You guessed it. He goes home, takes an axe to his grandmother (this now makes him a serial killer), and takes her corpse to the doctor to sell. The doctor, of course threatens to have him arrested.
Now Great Claus is really mad, and vows revenge. He decides to drown Little Claus in the river. He manages to put Little Claus into a sack and rides his wagon to the river. On the way there, he stops by a church to pray (because I guess that’s what you do before you commit your third murder).
While Great Claus is praying in the church, Little Claus is complaining from inside the sack that he is going to die young. It just so happens, an old man leading a head of cattle overhears and laments he is old and wants to die and go to heaven. So they agree to switch places if Little Claus will take his cattle. Little Claus helps the old man into the sack, ties it shut, takes the cattle and walks down the road. (Fraud and accessory to murder)

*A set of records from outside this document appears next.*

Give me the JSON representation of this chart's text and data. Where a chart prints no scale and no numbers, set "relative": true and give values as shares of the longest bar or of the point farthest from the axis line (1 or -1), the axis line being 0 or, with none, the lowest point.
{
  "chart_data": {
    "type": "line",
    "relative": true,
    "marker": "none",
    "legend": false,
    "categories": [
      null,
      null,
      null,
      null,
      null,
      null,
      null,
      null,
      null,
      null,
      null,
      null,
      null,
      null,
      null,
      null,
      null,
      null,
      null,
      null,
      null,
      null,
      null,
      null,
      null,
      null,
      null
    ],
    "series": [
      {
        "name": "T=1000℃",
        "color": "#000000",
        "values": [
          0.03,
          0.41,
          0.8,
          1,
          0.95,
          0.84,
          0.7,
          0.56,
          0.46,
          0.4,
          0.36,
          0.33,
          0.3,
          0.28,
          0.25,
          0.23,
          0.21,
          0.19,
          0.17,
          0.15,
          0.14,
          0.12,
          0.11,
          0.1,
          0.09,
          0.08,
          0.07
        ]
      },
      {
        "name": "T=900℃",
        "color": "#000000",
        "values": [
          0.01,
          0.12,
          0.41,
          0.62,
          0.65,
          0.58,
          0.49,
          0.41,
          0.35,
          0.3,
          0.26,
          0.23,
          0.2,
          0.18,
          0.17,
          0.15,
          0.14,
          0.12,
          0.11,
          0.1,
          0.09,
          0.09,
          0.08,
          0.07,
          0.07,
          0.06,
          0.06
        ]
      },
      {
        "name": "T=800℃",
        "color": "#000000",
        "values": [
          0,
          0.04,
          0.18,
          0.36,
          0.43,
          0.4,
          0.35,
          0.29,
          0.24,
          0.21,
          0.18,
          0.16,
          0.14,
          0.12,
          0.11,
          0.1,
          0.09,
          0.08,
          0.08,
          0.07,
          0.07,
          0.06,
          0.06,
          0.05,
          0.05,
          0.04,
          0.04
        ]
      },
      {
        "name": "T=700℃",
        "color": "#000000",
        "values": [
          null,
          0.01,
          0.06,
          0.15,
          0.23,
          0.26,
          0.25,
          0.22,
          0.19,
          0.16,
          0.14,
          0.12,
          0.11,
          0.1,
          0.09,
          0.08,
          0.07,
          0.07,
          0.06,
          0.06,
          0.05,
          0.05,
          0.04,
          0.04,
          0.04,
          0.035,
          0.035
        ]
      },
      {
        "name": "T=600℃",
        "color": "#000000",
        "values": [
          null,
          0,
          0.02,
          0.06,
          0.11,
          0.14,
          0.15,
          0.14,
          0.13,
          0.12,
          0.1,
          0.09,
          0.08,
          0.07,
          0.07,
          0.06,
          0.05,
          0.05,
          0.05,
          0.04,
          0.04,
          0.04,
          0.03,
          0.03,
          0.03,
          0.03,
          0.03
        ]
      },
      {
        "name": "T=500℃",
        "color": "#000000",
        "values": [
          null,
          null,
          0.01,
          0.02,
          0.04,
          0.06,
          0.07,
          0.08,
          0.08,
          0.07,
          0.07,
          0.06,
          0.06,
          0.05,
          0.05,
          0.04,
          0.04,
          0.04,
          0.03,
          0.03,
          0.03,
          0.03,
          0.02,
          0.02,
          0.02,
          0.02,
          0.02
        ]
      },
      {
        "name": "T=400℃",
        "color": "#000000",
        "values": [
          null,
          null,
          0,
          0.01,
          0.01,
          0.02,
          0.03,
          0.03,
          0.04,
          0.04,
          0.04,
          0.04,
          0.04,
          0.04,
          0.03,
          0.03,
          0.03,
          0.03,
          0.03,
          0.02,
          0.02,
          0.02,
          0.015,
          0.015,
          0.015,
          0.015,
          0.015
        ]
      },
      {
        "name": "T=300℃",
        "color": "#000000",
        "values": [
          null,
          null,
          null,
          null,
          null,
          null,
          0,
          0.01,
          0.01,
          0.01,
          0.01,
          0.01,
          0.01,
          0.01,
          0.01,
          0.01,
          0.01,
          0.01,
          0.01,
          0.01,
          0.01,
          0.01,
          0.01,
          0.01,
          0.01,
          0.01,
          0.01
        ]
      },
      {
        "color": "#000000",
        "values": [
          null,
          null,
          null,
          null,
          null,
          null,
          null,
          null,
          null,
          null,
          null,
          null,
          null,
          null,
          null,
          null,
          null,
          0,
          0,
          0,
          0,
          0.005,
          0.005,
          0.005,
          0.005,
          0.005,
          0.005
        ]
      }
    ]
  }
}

Of course, further down the road who should he run into but Great Claus, who had dumped the old man into the river, believing it to be Little Claus.
Little Claus explains it away, telling him that in this is a special river where he won’t drown, but there are lots of “river cattle” down there, which he can take for free. Great Claus decides he wants some river cattle, too, so he asks for Little Claus’ help in putting him in a sack, weighed down with a stone, and with Little Claus’ help, jumps into the river. (Fraud and murder)
The story ends with Little Claus saying, ”I’m afraid he won’t find any river cattle down there”
And I leave you to tally up the body count.